Simone Hine

Picture

Picture

Picture, 2019


A single image documents a public intervention that took place in an arcade shopfront in the CBD of Brisbane, Australia, on the 18th of August 2018 from 10am – 4pm.

Édouard Manet’s Bar at the Folies- Bergère (1882) and Jeff Wall’s Picture for Women (1979) act as precursors for this work.

Bar at the Folies- Bergère depicts a scene from a prominent 19th century Parisian music hall, part of a culture that arose as a by-product of industrialisation. Picture re-imagines this scene in the context of late-capitalism.
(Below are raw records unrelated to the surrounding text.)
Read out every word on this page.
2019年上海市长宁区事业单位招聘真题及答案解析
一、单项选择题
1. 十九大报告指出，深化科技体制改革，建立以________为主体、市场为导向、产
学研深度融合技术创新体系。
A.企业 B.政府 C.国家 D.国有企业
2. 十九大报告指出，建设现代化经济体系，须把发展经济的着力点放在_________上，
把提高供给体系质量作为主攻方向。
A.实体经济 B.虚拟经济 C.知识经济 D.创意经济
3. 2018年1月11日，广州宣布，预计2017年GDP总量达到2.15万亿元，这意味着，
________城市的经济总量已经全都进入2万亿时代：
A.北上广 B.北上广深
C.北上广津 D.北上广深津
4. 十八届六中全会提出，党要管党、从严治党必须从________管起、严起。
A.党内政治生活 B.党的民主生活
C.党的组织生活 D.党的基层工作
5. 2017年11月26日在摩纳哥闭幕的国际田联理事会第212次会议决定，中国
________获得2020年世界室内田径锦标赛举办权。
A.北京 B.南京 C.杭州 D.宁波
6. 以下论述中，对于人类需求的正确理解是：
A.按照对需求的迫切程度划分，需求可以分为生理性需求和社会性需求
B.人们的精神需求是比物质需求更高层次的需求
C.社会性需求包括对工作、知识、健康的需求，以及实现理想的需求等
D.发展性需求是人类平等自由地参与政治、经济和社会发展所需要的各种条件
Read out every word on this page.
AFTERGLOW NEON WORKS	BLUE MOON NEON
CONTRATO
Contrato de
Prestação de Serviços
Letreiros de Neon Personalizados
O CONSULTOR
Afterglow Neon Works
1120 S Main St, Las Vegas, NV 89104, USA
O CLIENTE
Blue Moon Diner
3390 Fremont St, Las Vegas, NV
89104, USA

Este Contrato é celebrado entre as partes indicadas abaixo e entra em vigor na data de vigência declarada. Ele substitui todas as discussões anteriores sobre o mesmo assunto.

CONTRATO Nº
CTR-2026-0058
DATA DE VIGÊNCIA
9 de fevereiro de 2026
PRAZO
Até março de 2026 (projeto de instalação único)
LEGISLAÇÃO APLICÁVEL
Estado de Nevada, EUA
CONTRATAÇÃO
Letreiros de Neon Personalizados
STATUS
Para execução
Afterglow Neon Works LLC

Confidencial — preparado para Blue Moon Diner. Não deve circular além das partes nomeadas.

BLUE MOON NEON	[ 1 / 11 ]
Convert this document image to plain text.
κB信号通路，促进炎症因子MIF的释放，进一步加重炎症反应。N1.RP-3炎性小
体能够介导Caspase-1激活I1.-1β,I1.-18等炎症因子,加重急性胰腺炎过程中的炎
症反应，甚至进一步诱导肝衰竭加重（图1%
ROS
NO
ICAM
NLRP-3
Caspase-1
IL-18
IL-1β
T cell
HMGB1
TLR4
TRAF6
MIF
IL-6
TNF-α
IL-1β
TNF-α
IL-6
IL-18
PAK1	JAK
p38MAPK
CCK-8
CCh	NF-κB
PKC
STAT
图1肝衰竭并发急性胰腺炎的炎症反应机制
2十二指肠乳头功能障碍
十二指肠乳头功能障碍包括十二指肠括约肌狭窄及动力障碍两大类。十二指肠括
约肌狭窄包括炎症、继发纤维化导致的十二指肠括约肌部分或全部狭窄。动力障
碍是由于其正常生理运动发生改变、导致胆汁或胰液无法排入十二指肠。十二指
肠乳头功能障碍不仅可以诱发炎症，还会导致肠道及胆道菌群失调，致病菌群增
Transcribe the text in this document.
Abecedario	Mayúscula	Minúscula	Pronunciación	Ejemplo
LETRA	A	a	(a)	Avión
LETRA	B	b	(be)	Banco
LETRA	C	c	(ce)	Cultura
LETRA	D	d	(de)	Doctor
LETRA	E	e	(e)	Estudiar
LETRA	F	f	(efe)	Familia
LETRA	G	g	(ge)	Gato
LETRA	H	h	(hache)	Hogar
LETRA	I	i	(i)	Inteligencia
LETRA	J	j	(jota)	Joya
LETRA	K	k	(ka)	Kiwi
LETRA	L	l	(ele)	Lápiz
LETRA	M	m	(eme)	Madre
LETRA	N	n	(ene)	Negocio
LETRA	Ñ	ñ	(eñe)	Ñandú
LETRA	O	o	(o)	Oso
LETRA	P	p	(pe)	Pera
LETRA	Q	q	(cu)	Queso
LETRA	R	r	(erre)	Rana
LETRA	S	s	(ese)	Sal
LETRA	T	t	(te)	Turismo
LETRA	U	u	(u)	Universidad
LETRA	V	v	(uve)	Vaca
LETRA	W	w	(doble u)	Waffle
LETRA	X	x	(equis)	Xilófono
The trapeze is replaced by a hanging pot-plant, bottles of alcohol replaced by reusable coffee cups and green-bags. Each of the items displayed in the shop front are marketed via a discourse of environmental awareness, while simultaneously functioning as luxury commodities, an effect of the ubiquitous absorption of even the most pressing political debates of our time into modes of capital distribution. As with Bar at the Folies- Bergère, the scene presented in Picture is laden with irresolvable contradictions.  

Over the course of a typical Saturday retail working-shift, the woman, the performer, the artist, stands posed as an object of consumption. The centrality of the female figure amongst a myriad of consumer objects refers to the composition of Bar at the Folies- Bergère. However, it is the construction of meaning through composition that Wall’s Picture for Women takes as its subject, which is of most significance here. Wall uses the mirror to break the fourth wall of photographic representation. In so doing, reveals himself as photographer, exposing the power dynamic that operates in the production of any image. In contrast to Bar at the Folies- Bergère and Picture for Women, the artist and model are conflated in Picture. This is an aspect of the work’s production that is made evident through the reflection, in the shop window, of the camera without an operator. Via the reflection, the camera is subtly superimposed onto the body of performer. The male author may be removed from Picture, but the mode of representation remains embedded within the conventions of feminine representations, another irresolvable contradiction at the heart of this work. Instead, the disruption occurs where the in-situ scene is turned into a living picture, halting the ordinary flow of capital through a retail shop, rendering the objects on display as part of this intervention devoid of exchange value.

Picture was curated as part of Shopfront at Kuiper Projects.